Julie Lythcott-Haims is the seventh generation of her family to grow up in the United States.  And yet, she is still asked, over and over: “Where are you really from?” She responds eloquently in her new memoir: “Real American.”

It tells a life story of being biracial in a society where people are exceedingly quick to classify and label by ethnicity. Lythcott-Haims is in Atlanta for a book signing and conversation with Beverly Daniel Tatum at the Margaret Mitchell House at 7 p.m., January 30. She joins us in the studio.


Julie Lythcott-Haims talks about racial identity as she's lived it.

Interview Highlights 

Adam Ragusea: Tell me about your title “Real American”. That’s a phrase that has entered public discourse in many ways in recent years.


Julie Lythcott-Haims: Many years ago politicians on the right started using that term “real Americans” to describe a segment of Americans that they felt their message was applicable to, and every time I heard that term “real American”, I knew they weren't talking about me. Folks like me, people of color, people presumed to have gotten here the wrong way. So I wanted to reclaim that term for all of us who are presumed not to be fully American, but the other reason I chose that term is because I am descended from a slave named Silvie who lived in Charleston in the late 1700s. Although the Constitution made her three fifths of a person, she is my great great great great grandmother. They didn't consider her human, but she knew she was here and she made me a “real American”.

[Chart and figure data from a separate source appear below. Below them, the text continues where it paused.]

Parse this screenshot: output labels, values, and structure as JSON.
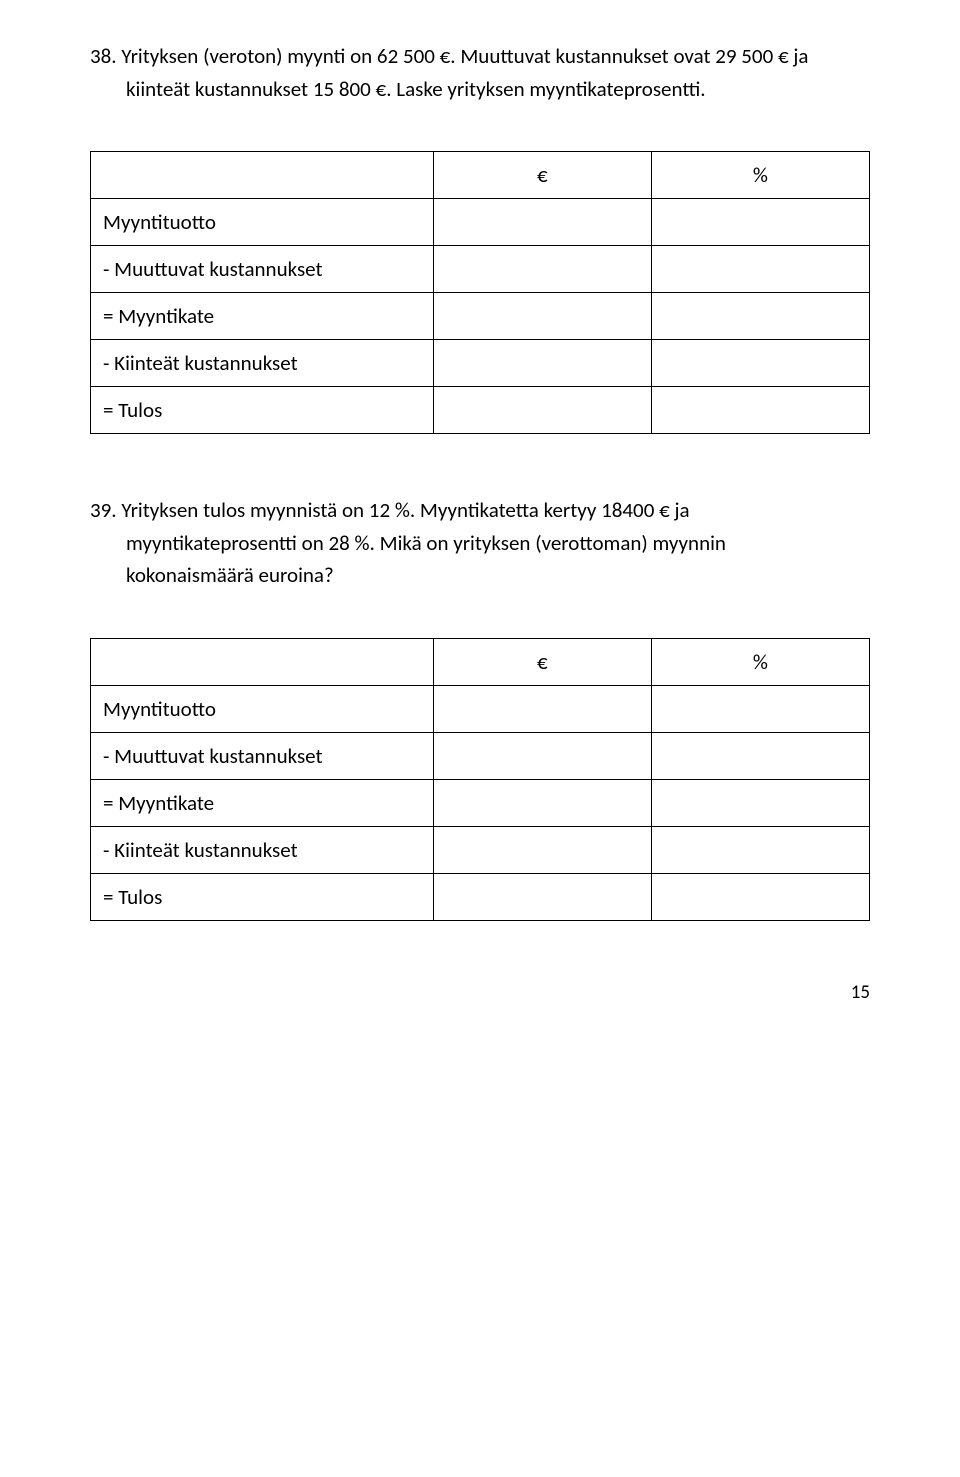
{
  "q38": {
    "number": "38.",
    "line1_after_num": "Yrityksen (veroton) myynti on 62 500 €. Muuttuvat kustannukset ovat 29 500 € ja",
    "line2": "kiinteät kustannukset 15 800 €. Laske yrityksen myyntikateprosentti."
  },
  "q39": {
    "number": "39.",
    "line1_after_num": "Yrityksen tulos myynnistä on 12 %. Myyntikatetta kertyy 18400 € ja",
    "line2": "myyntikateprosentti on 28 %. Mikä on yrityksen (verottoman) myynnin",
    "line3": "kokonaismäärä euroina?"
  },
  "table": {
    "hdr_eur": "€",
    "hdr_pct": "%",
    "rows": {
      "r1": "Myyntituotto",
      "r2": "- Muuttuvat kustannukset",
      "r3": "= Myyntikate",
      "r4": "- Kiinteät kustannukset",
      "r5": "= Tulos"
    }
  },
  "page_number": "15",
  "style": {
    "font_size_body_pt": 16,
    "text_color": "#000000",
    "border_color": "#000000",
    "background_color": "#ffffff",
    "table_col_widths_pct": [
      44,
      28,
      28
    ]
  }
}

Ragusea: In your book you talk about being the one person in your neighborhood that looked like you and that led to issues. Tell us about that.

Lythcott-Haims: I mean these are the issues we refer to as “micro aggressions” in today's lexicon. I think in some ways my book in collecting up the various micro aggressions I chose to put in here, which is by no means everything I experienced, I hope I've created a trail of breadcrumbs that leads to this conclusion that “Whoa, in the aggregate, “microaggressions” really distort a person's sense of self and make one contort themselves to try never to be called that N-word again as happened to me when I was in my all white high school serving as a student council president. And on my 17th birthday someone chose to write the N-word on my locker.

Ragusea: That strikes me as a “macro aggression”?

Lythcott-Haims: But I didn't tell anybody Adam because I was ashamed. I knew I was the only black person in my school. I sort of felt that racism had burrowed so into my psyche, that I felt that my job now is to pretend this never happened and to try to be the black person that white people will never call the N-word. So I spent the next twenty-five years performing in a way that I hoped would result in no more scrutiny or judgment or loathing or hatred coming from white folks. I think the point of this book in the aggregate showing all these “microaggressions” in the life of someone who is middle and then upper middle class and highly educated is that racism is agnostic to class.